Era un bonito día de verano, y ella estaba convencida de que nada podía estropear la euforia que sentía. La perspectiva de pasar un fin de semana a solas con Noah la hacía sonreír y tararear las canciones de la radio.

Cuando llegó a la entrada de la mansión pensó que nada podía salir mal. Aquel fin de semana sería perfecto. Sonrió cuando vio el Volvo de Noah aparcado delante del garaje. Al menos lo sorprendería en su casa.

Llamó al timbre y esperó a que contestaran. Se le borró la sonrisa cuando se abrió la puerta y vio aparecer a un hombre vestido de mayordomo. No entendía nada. Noah no había comentado que hubiera contratado personal. Una desagradable sensación se empezó a apoderar de Sheila. Algo marchaba mal.

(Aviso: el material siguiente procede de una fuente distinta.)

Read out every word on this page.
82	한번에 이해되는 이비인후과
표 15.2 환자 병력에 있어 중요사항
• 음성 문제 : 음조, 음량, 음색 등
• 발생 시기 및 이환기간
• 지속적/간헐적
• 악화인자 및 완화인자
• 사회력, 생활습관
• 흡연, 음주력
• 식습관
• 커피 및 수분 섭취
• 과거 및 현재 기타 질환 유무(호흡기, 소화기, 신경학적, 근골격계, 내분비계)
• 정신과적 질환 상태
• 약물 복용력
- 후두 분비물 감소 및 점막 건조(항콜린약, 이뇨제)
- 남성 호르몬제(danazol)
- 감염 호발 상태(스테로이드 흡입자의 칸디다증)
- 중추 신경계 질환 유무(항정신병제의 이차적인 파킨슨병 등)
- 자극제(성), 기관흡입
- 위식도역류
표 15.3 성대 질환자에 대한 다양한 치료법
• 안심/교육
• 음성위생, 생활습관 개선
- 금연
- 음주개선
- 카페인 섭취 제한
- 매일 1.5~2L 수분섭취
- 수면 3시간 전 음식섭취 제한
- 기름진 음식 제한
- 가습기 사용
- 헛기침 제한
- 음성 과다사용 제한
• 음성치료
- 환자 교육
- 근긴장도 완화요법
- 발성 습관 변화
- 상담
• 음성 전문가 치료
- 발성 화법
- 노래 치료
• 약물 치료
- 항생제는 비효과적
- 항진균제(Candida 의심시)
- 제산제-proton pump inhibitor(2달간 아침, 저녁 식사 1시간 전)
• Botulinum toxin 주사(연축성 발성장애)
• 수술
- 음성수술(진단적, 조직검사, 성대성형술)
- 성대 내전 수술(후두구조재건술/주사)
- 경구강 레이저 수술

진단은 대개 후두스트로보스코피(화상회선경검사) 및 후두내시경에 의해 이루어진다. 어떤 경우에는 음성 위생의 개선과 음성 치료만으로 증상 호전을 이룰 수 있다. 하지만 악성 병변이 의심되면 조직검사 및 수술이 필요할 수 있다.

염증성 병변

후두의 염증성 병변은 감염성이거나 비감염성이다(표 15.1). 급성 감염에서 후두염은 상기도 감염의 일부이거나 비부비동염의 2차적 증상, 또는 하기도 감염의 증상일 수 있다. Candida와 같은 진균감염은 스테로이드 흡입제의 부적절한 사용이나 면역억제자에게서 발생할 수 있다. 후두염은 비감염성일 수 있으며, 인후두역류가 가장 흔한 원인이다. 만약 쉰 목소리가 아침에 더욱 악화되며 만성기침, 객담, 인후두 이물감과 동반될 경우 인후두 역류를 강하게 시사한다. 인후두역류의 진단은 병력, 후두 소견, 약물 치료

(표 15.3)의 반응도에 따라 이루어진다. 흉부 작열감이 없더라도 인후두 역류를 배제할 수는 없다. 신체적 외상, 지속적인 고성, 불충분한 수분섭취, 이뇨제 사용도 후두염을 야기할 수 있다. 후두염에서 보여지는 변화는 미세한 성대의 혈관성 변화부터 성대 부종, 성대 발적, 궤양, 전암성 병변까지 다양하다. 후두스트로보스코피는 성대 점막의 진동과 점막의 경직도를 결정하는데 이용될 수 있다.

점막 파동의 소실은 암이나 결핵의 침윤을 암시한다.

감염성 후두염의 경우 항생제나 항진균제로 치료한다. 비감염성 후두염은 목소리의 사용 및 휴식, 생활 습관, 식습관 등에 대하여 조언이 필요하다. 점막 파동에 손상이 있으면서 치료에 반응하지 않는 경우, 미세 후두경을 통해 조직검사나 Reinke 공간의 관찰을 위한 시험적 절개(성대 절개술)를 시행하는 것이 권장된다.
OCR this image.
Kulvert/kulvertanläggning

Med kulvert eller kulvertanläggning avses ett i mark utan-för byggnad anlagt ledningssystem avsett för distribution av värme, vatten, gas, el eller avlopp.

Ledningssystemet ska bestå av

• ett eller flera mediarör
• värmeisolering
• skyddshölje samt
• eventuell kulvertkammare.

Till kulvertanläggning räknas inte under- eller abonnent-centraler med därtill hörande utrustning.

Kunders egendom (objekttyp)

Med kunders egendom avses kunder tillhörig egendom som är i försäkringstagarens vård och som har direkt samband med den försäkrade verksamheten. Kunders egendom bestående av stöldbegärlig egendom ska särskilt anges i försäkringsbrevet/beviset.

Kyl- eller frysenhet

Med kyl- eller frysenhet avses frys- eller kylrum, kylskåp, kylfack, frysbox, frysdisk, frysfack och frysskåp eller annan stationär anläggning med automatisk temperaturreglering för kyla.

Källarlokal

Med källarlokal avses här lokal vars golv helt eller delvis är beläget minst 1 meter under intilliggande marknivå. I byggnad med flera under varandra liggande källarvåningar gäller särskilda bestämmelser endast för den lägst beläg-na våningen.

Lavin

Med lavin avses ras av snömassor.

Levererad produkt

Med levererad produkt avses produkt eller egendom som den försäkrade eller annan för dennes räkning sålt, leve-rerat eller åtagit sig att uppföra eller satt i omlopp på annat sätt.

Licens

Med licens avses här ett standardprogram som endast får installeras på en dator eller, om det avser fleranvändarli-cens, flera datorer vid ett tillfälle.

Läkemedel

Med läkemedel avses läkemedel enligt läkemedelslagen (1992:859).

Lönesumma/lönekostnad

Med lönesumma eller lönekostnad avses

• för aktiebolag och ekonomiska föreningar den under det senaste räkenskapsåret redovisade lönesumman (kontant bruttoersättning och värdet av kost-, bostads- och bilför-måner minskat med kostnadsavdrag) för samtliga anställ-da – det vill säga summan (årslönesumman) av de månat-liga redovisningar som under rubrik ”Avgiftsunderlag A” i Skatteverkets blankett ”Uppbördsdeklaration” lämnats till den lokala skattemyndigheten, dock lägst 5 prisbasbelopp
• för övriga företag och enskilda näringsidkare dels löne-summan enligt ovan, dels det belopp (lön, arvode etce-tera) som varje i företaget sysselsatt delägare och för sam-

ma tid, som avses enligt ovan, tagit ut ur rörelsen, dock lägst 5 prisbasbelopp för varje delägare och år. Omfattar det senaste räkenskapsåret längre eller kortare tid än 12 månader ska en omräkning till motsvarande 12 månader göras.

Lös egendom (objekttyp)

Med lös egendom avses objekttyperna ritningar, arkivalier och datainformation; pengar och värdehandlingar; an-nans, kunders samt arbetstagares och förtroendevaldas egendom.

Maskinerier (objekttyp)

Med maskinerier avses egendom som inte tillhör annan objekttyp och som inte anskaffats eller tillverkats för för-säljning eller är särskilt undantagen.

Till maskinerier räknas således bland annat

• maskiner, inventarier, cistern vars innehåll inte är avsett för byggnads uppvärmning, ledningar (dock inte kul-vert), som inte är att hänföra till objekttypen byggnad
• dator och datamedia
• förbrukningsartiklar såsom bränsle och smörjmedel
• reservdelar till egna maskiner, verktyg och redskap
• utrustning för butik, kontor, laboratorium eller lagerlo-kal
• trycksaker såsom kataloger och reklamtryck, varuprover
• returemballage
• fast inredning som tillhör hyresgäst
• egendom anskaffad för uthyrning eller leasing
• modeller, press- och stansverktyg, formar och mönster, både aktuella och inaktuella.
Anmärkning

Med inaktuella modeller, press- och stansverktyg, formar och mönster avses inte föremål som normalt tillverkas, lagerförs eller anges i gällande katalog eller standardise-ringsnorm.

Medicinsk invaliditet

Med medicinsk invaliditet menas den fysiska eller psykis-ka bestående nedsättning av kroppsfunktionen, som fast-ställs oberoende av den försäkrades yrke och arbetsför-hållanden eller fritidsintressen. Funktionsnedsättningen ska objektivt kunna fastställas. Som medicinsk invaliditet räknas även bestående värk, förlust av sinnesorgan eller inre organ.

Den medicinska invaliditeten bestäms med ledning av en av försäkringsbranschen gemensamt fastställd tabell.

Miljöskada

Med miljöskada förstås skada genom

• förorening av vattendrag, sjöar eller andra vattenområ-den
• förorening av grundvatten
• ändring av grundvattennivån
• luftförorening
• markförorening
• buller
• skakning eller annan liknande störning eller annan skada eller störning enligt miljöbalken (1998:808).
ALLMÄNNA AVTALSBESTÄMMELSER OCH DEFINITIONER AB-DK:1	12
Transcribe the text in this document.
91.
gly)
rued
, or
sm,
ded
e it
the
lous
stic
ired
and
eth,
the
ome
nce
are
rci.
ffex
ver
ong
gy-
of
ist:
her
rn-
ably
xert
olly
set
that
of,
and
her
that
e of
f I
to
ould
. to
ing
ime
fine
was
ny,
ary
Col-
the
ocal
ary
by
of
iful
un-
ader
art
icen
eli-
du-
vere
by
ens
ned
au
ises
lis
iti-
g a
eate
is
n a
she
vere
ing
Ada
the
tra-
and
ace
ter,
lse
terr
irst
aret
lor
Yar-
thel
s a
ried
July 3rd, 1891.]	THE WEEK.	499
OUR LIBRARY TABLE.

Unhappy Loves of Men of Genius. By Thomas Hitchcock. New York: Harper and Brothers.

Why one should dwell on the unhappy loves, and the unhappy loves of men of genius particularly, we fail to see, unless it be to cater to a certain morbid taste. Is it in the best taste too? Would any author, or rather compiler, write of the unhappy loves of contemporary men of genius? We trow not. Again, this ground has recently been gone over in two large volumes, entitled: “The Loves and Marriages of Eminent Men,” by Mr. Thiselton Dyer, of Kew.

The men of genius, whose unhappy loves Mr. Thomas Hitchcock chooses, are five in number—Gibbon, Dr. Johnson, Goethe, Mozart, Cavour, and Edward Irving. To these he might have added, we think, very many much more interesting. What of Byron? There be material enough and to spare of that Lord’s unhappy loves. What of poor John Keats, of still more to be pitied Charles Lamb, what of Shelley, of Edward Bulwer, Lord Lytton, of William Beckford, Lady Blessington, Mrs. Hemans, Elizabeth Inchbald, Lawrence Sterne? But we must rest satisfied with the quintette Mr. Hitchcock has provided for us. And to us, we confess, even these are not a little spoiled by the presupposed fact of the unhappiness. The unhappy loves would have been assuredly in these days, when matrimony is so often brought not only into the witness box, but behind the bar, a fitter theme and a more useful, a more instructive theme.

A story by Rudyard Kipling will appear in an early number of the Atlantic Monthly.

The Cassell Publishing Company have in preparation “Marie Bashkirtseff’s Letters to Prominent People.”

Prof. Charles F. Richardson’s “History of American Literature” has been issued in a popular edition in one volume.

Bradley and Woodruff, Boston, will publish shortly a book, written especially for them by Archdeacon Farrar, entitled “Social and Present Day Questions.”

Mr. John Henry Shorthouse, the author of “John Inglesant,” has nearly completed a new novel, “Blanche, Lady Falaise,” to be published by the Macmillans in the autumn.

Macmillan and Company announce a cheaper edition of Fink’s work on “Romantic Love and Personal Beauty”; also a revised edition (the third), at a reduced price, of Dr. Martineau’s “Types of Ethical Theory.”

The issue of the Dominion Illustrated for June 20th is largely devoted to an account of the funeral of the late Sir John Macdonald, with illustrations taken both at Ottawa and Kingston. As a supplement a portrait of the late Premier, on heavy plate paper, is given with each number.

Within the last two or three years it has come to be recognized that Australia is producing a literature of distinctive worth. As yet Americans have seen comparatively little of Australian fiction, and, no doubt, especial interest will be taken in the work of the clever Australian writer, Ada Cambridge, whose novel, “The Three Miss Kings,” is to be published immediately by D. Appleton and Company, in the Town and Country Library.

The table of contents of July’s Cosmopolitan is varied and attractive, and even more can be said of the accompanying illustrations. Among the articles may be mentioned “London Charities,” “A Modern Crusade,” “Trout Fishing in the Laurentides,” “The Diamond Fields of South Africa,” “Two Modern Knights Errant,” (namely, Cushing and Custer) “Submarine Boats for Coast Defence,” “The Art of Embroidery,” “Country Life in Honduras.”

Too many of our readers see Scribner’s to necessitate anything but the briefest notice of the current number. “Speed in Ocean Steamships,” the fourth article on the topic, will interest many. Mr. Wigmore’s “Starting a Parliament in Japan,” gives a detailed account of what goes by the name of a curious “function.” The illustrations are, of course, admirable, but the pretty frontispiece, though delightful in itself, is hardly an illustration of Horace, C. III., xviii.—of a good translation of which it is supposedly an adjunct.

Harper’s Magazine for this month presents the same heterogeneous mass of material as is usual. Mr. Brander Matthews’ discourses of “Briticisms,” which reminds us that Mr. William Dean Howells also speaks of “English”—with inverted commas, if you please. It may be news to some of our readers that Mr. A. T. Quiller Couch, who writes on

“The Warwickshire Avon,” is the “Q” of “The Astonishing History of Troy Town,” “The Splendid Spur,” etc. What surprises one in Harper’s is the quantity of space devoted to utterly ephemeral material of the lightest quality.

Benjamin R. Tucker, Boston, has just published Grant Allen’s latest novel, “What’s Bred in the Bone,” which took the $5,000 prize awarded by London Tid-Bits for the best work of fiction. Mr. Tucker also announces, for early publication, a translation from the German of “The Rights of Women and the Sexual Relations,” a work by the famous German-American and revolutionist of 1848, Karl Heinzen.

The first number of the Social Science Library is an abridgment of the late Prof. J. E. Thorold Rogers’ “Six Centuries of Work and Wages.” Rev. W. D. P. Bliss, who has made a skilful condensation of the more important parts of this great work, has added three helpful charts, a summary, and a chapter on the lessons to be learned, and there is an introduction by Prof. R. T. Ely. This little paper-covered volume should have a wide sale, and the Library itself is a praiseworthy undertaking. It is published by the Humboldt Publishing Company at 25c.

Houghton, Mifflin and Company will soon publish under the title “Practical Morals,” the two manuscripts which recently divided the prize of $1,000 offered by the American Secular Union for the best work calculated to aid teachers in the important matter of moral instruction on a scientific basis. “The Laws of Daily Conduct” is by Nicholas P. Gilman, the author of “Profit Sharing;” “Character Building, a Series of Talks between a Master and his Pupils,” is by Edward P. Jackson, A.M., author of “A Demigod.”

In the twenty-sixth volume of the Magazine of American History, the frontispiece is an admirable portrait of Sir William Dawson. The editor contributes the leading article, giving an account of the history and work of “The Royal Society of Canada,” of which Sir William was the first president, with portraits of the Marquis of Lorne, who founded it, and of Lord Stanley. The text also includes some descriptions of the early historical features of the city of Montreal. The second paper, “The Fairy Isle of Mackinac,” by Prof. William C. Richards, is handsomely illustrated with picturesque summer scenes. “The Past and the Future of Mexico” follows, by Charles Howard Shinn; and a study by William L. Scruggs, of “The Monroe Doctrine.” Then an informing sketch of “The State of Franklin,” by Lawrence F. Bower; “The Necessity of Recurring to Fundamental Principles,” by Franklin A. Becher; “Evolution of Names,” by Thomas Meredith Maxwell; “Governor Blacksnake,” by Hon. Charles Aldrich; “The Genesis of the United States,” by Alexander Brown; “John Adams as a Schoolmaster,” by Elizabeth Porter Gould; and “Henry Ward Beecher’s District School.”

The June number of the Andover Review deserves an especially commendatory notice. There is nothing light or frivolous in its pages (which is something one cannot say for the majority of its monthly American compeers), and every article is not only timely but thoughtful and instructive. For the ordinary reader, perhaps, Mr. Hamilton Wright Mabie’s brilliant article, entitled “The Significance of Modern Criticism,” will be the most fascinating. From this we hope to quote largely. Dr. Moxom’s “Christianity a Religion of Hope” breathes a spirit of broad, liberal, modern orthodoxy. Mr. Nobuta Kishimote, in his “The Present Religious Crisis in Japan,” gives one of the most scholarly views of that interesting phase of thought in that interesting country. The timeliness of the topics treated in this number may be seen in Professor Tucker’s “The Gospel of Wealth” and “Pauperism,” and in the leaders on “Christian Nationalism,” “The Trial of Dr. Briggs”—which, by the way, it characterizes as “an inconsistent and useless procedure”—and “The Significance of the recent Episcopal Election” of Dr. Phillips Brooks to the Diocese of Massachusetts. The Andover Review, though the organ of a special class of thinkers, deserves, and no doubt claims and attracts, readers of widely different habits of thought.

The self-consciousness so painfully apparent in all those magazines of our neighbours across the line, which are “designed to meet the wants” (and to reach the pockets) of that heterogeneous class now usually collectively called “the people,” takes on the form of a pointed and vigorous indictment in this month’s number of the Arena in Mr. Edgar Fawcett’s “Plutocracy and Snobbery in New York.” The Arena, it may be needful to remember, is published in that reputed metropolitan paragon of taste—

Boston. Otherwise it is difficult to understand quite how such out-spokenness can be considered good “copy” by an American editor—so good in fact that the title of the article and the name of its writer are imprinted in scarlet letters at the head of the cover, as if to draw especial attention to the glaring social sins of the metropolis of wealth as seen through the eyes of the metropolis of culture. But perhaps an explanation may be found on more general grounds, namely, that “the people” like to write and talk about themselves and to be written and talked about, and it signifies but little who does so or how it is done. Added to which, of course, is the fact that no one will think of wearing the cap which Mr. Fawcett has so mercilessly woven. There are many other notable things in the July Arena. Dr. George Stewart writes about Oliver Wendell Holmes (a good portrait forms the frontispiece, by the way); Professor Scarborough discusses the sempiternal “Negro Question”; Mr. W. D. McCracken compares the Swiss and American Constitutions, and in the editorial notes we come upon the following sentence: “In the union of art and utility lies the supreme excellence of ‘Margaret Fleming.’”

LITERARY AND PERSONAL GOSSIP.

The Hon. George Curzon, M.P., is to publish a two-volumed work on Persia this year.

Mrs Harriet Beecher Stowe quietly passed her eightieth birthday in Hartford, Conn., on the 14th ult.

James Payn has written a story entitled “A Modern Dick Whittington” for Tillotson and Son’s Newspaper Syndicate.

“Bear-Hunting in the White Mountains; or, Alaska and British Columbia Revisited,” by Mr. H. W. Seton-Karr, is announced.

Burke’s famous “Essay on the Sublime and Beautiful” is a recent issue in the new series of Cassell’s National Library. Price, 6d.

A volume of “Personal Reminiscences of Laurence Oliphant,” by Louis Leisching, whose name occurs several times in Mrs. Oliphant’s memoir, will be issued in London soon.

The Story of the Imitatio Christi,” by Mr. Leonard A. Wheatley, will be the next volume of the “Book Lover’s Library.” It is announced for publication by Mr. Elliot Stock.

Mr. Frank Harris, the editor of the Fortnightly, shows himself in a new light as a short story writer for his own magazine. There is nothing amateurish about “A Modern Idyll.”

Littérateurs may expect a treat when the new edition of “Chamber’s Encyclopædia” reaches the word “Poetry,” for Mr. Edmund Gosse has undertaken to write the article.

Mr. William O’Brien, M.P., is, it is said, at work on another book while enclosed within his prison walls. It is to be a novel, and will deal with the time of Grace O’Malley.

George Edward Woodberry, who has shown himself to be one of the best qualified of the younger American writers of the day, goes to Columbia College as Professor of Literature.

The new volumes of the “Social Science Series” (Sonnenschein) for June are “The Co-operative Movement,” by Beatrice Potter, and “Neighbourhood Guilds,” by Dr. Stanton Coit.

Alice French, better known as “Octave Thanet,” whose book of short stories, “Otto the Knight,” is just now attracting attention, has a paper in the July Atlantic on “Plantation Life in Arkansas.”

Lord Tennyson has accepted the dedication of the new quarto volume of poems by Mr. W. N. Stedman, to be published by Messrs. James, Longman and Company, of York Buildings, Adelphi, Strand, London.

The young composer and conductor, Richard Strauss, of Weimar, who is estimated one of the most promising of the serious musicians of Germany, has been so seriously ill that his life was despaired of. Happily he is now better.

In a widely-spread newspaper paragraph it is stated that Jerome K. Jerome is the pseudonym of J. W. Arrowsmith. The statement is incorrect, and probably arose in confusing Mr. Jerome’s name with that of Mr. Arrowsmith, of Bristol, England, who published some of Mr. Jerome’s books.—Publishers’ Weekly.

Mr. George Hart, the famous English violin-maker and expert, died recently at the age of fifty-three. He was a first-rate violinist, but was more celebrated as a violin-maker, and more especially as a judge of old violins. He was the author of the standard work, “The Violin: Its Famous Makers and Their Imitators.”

– He venido a ver al señor Wilder -dijo.

– ¿La espera?

– No. Verá, es una sorpresa.

El mayordomo arqueó una ceja.

– El señor Wilder no se encuentra bien y no recibe visitas.

Sheila abrió los ojos desmesuradamente y sintió que se le paraba el corazón.

– ¿Qué le pasa? -preguntó.

– No la entiendo.

– ¿Qué le pasa a Noah? ¿Ha tenido algún accidente?

– Cálmese, señora. No me refería a Noah, sino a su padre.

– ¿Ben está aquí?

– ¿Seria tan amable de decirme su nombre y el motivo de su visita?

– Perdón. Soy Sheila Lindstrom. Soy amiga de Noah. ¿Está en casa?

– Sí, por supuesto, señora Lindstrom. Por aquí, por favor.

El mayordomo parecía encantado de haber entendido quién era, y la escoltó hasta un salón lujoso y formal.

Era una habitación fría, que no se parecía en nada a la cálida biblioteca donde había conocido a Noah. Sheila imaginó que el hombre que estaba sentado cerca de la chimenea era Ben Wilder. El no se molestó en levantarse cuando la vio entrar, y su sonrisa parecía forzada y era más fría que la niebla matinal del lago Washington.

– La señora Lindstrom ha venido a ver su hijo -anunció el mayordomo.

Ante la mención del apellido, Ben se interesó por ella y la miró como si fuera un pura sangre en venta. Sheila sintió un escalofrío.

– Encantado de conocerte -dijo-. Soy el padre de Noah.

– Sí. Creo que nos vimos una vez, hace años…

Ben lo pensó un momento.

– Es probable. Recuerdo haber ido a la bodega a ver a Oliver. Por cierto, mi más sentido pésame.

– Gracias.

Sheila empezó a jugar con el cierre de su bolso con nerviosismo. Se preguntaba dónde estaría Noah. Ben no se parecía en nada al hombre robusto y lleno de energía que había conocido en Cascade Valley. Aunque sólo habían pasado nueve años, parecía que Wilder había envejecido treinta. Tenía el cutis macilento, estaba demacrado y había perdido mucho pelo. No cabía duda de que estaba gravemente enfermo.

– ¿Ha venido alguien? -preguntó una voz femenina.

Sheila se giró y vio a una mujer un poco más joven que Ben entrando en el salón. Era elegante y su sonrisa parecía sincera.

– Es Sheila Lindstrom -dijo él-. Mi esposa, Katherine.

A la mujer se le desdibujó la sonrisa.

– Noah nos ha hablado de ti -afirmó-. Por favor, toma asiento.

– No, gracias. He venido a ver a Noah.

– Claro. Está fuera, con Sean. Creo que George ha ido a buscarlo.

Sheila suspiró aliviada y se sentó a esperarlo en un sillón.

Katherine trató de darle conversación.

– Lamento mucho lo de tu padre. Noah me ha dicho que has hecho muchos avances para reconstruir el negocio.

– Estamos en ello -contestó ella, incómoda.

– Un trabajo muy arduo para una mujer joven -comentó Ben con sequedad.

Sheila se plantó una sonrisa en la cara y cambió de tema.

– No sabía que hubieran vuelto de México. Tendría que haber avisado a Noah de que vendría.

Se hizo un silencio incómodo. Katherine se puso a juguetear con el collar de diamantes mientras observaba a la joven por la que su hijo había demostrado un profundo interés; un interés que lo había apartado de sus responsabilidades al frente de la empresa. No podía negar que Sheila era atractiva, pero se preguntaba qué tendría de especial, porque a Noah no le llamaban demasiado la atención las mujeres hermosas.